Resort sprawiedliwości chce, żeby biegli i instytucje opiniujące legitymowali się certyfikatami i widnieli w państwowych rejestrach. Zdaniem prawników to krok w dobrą stronę - czytamy w środowym „Dzienniku Gazecie Prawnej”.


Jak wskazuje gazeta, biegły sądowy będzie musiał posiadać certyfikat wydany przez państwową komisję. Analogiczny wymóg zostanie postawiony przed instytucjami opiniującymi. „To najważniejsze zmiany, których wdrożenie proponuje Ministerstwo Sprawiedliwości (MS) w projekcie ustawy o biegłych sądowych i instytucjach opiniujących.

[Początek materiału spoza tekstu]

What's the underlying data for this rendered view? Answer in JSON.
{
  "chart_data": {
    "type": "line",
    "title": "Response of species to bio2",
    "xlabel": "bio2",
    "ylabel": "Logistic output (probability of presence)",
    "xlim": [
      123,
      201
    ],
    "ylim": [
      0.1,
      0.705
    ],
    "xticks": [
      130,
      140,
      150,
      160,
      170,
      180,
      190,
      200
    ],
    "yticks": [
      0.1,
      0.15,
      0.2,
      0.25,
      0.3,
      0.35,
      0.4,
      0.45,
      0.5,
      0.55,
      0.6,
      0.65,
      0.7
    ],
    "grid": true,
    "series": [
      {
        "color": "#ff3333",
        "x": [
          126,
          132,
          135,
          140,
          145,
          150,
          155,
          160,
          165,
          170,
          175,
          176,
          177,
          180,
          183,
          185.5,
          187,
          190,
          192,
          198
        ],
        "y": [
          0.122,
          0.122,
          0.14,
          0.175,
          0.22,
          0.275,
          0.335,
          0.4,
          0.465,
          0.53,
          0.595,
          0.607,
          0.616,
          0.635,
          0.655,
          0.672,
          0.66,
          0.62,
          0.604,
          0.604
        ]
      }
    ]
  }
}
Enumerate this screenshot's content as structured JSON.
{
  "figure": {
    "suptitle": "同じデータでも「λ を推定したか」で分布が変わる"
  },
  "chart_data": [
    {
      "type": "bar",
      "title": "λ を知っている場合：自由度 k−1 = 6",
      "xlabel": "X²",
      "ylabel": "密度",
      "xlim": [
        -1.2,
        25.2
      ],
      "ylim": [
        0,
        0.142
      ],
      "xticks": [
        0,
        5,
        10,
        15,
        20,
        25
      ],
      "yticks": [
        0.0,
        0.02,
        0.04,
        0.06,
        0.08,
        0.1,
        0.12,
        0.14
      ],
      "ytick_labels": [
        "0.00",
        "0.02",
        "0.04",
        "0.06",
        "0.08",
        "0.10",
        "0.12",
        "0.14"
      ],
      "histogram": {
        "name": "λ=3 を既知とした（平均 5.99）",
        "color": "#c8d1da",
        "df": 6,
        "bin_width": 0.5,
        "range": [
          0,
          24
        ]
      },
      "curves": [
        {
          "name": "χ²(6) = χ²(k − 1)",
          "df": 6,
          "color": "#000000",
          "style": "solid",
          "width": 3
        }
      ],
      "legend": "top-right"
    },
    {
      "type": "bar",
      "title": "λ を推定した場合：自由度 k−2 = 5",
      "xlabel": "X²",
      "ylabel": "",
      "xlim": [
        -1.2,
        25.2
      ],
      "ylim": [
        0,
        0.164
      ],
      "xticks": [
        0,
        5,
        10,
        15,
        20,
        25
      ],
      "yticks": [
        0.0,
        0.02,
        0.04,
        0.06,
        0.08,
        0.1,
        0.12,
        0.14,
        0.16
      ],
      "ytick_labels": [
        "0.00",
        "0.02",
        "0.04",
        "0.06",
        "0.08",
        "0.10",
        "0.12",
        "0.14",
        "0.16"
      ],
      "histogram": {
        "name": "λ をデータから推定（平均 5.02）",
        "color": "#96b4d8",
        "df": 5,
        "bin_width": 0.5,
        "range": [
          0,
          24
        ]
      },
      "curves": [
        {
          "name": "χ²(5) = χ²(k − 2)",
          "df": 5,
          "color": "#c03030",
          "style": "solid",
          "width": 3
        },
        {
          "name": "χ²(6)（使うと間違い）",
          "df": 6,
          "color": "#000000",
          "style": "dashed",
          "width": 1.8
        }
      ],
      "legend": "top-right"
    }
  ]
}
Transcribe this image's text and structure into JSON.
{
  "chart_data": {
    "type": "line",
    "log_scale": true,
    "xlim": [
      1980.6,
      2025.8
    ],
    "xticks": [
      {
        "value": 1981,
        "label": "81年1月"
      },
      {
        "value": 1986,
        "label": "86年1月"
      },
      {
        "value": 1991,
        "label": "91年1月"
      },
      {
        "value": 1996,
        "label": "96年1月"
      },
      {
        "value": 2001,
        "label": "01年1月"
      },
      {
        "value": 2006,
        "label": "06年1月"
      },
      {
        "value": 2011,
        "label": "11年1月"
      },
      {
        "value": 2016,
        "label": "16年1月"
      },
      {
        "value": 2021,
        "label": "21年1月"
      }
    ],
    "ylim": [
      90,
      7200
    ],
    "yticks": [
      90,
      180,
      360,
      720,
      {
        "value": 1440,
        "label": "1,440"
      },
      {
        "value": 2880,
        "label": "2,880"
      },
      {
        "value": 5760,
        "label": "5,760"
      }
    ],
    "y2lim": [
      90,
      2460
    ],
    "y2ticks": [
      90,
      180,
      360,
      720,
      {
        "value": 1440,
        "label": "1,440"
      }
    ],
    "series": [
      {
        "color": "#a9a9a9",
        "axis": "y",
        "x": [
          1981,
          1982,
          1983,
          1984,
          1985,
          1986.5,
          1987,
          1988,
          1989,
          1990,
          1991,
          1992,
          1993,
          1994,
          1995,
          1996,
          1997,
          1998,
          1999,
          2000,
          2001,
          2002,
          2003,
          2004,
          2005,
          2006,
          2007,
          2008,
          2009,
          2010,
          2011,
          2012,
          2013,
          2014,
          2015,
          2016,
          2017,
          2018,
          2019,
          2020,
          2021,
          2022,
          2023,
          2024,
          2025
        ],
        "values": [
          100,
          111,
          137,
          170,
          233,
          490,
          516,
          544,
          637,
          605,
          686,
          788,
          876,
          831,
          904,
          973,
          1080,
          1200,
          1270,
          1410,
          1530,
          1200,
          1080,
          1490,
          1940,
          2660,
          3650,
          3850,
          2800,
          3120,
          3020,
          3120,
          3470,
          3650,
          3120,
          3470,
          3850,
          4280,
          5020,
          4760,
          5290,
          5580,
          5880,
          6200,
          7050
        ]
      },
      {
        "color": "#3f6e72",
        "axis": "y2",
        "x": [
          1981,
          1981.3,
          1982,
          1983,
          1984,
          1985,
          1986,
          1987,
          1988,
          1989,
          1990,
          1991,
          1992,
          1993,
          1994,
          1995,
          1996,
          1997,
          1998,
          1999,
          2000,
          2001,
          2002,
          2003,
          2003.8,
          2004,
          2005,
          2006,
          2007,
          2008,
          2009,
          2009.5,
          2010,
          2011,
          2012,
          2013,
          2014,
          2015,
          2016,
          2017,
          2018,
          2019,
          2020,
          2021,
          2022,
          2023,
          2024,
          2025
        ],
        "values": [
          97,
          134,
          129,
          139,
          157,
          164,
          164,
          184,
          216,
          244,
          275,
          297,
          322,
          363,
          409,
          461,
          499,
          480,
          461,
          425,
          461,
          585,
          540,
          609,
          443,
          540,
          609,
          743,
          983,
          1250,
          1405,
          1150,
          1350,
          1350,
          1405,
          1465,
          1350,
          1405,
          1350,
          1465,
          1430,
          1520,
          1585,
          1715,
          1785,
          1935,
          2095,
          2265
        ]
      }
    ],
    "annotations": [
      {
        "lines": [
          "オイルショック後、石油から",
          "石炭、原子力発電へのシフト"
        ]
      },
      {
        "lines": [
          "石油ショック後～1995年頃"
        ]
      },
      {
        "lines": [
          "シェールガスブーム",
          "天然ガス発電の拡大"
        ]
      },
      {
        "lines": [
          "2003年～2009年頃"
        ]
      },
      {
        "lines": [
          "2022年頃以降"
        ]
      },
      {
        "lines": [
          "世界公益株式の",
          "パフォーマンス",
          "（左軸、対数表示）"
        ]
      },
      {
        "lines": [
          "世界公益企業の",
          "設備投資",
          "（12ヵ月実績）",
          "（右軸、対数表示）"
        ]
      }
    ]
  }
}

Jego założenia zostały właśnie opublikowane w wykazie prac legislacyjnych rządu, niemal równo rok po tym, jak wstępny kształt projektu zaprezentował minister sprawiedliwości Adam Bodnar” – pisze.

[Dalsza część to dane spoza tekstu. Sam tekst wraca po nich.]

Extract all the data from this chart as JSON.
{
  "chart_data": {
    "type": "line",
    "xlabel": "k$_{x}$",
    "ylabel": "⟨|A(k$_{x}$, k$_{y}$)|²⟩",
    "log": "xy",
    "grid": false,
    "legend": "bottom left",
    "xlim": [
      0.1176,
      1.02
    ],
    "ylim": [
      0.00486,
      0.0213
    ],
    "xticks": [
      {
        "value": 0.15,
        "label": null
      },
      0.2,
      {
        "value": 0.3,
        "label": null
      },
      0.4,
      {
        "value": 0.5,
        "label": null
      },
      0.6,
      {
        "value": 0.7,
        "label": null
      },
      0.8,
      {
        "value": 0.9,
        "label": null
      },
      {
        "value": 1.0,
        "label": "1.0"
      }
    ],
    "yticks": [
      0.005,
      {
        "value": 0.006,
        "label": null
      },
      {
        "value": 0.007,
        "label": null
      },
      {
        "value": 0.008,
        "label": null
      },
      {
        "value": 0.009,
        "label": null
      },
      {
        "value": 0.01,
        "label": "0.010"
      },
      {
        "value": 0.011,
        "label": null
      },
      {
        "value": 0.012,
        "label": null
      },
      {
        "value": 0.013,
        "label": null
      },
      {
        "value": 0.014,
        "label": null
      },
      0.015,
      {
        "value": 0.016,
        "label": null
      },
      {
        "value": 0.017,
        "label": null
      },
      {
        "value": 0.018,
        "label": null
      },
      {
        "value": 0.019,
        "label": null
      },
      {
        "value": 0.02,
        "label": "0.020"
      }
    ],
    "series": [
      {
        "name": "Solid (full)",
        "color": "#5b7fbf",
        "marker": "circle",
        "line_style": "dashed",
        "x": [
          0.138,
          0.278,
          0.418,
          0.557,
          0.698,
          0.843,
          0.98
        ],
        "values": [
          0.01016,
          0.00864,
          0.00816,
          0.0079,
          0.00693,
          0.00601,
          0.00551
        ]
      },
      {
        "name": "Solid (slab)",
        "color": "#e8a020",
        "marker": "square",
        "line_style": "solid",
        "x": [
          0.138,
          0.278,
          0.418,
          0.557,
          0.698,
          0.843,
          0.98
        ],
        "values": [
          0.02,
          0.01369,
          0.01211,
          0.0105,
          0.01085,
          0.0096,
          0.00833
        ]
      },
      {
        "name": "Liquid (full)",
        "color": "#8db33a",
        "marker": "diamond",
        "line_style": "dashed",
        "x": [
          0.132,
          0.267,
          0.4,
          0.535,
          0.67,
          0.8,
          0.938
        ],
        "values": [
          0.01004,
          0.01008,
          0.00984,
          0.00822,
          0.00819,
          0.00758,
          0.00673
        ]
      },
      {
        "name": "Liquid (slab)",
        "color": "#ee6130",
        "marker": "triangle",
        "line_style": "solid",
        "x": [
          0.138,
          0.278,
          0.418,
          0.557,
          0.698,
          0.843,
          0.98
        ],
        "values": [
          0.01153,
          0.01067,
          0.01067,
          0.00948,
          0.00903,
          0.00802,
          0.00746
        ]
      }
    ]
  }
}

„Brak ustawy kompleksowo regulującej pracę biegłych sądowych doskwierał uczestnikom postępowań sądowych od lat. Na łamach DGP wielokrotnie pisaliśmy o przeciągającym się oczekiwaniu na opinię biegłego, której jakość często pozostawiała wiele do życzenia. Brakuje bowiem jasnych wytycznych normujących zawartość takiego dokumentu. Nie ma także procedury weryfikowania rzeczywistej wiedzy i kompetencji osób powoływanych przez sądy do przygotowania opinii” – podkreśla „DGP”.

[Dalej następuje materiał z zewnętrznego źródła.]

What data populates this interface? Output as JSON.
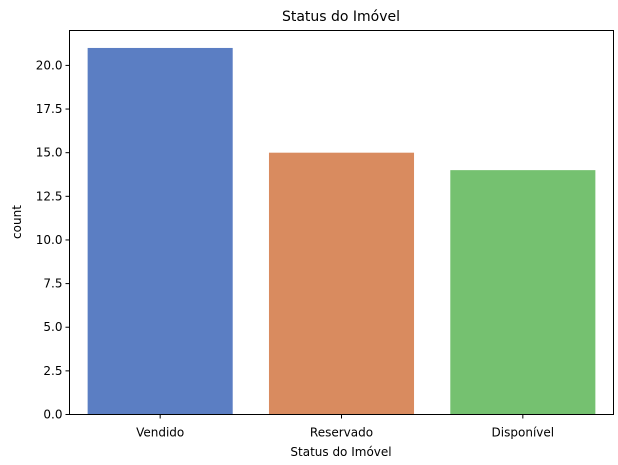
{
  "chart_data": {
    "type": "bar",
    "title": "Status do Imóvel",
    "xlabel": "Status do Imóvel",
    "ylabel": "count",
    "categories": [
      "Vendido",
      "Reservado",
      "Disponível"
    ],
    "values": [
      21,
      15,
      14
    ],
    "colors": [
      "#5b7ec3",
      "#d98b5f",
      "#75c170"
    ],
    "ylim": [
      0,
      22
    ],
    "yticks": [
      0,
      2.5,
      5,
      7.5,
      10,
      12.5,
      15,
      17.5,
      20
    ],
    "ytick_labels": [
      "0.0",
      "2.5",
      "5.0",
      "7.5",
      "10.0",
      "12.5",
      "15.0",
      "17.5",
      "20.0"
    ],
    "grid": false,
    "legend": "none"
  }
}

Jak zaznacza, lata temu problem został zdiagnozowany przez doktrynę prawa oraz samych rządzących. „Pogląd o konieczności zmiany prawa o biegłych został przedstawiony już dziesięć lat temu (…) pilność okazała się dla ówczesnych ministrów sprawiedliwości i ustawodawcy w następnych kadencjach raczej względna, gdyż nigdy nie tylko nie doszło do uchwalenia ustawy, ale nawet nie przedstawiono projektu, który byłby przełomowy i proponował skuteczne rozwiązania znanych powszechnie bolączek dotyczących działalności biegłych, zaś kolejne jego odsłony poddawane były ostrej krytyce” – pisze na łamach „Prokuratury i Prawa” (nr 3/2025) prof. dr hab. Tadeusz Tomaszewski, cytowany przez gazetę, od 2023 r. pełnomocnik ministra sprawiedliwości ds. biegłych sądowych.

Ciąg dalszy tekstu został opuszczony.